If you are new to a training log or journal, for day one, simply start with your goal or goals for the day. If it is to wake early and complete your workout for the day, start with that. Record what you did. A second goal of the day may be to dry fire for 10 min, write that as your second goal. Record what drill you are going to work on, such as the IDPA 5×5 classifier. Record your par times for each string of the drill. Lastly, to finish, what book you are reading and anything new you learned from that book. A second-day entry may be, Jiu-Jitsu Class and what you learned that session. Your day may be a live-fire session at the range, again record your intentions or drills before going and then write down the results. Lastly, you can simply write down something good that happened that day. Full disclosure, I have a separate training log specific for shooting, but my daily journal does include all highlights.   

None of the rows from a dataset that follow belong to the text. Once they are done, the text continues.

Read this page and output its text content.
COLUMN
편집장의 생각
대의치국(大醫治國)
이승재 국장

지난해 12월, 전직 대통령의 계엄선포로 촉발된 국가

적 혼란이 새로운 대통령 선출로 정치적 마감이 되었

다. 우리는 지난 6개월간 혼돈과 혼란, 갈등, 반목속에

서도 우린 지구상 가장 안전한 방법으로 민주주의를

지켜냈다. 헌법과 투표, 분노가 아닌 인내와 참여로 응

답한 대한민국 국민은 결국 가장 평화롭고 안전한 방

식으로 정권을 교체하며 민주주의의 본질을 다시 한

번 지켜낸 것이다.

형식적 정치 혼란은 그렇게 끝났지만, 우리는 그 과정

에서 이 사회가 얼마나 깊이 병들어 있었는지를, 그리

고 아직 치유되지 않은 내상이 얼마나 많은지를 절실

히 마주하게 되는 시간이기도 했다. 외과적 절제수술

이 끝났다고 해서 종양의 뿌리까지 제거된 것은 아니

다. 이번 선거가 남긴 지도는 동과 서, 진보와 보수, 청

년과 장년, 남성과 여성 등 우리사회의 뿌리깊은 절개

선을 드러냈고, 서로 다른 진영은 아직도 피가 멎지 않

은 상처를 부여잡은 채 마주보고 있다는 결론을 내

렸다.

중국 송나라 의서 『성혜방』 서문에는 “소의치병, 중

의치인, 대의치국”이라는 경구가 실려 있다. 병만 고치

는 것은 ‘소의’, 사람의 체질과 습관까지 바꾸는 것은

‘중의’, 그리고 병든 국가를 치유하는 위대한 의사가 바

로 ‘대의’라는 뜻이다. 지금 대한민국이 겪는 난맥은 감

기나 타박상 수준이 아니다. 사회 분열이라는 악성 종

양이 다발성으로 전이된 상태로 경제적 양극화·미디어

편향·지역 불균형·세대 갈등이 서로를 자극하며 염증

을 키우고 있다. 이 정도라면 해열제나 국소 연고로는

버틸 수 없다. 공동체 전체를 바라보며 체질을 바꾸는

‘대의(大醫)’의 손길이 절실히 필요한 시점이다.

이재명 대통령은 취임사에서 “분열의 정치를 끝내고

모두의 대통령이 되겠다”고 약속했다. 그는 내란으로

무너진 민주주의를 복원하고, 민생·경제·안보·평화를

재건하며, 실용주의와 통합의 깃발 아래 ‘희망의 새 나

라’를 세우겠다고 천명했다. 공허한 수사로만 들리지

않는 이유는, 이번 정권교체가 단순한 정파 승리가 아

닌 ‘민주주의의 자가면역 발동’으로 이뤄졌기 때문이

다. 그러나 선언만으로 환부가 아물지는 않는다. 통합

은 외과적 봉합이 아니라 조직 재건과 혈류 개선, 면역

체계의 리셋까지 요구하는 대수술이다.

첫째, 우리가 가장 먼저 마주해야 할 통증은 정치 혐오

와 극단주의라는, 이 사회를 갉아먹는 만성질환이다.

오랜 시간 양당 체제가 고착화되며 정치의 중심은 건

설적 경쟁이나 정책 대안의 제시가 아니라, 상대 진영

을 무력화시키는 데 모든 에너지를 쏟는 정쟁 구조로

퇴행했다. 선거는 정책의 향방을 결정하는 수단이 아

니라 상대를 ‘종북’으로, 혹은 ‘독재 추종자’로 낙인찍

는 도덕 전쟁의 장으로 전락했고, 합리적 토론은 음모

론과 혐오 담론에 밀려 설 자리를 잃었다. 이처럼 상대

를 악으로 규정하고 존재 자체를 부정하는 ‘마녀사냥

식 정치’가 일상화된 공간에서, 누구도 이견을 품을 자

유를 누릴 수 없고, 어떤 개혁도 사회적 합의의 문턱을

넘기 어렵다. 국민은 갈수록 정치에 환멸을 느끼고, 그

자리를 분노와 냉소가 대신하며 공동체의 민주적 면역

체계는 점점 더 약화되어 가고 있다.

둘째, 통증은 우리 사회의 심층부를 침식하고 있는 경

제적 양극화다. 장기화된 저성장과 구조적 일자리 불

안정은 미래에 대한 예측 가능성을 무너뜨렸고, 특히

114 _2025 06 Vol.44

My favorite journal notebook: Moleskine Classic Large

My favorite utility pin:  Fischer Space Pen 

To summarize, there is more that could be added to this list, but I believe this is an excellent start for anyone wishing to be a more capable protector. For any comments, questions, or discussion points, contact us at   

Four Cardinal safety rules: 

  1. Treat All Firearms as if they are loaded, we will add, also know the condition of your firearm.  
  2. Do not cover anything with the muzzle of the weapon you are not willing to destroy
  3. Keep your finger off the trigger until you are on target and have made the decision to fire. Adding to this rule; the finger is off the trigger, and it is placed in the high register position as high as possible on the firearm. Think about touching the top of the corner of the slide and breach of the pistol. The high register gives us a real good tactile location for “knowing” that our finger is off of the trigger. Again, credit to Craig Douglas of Shivworks. 
  4. Know the targets foreground and what is beyond it.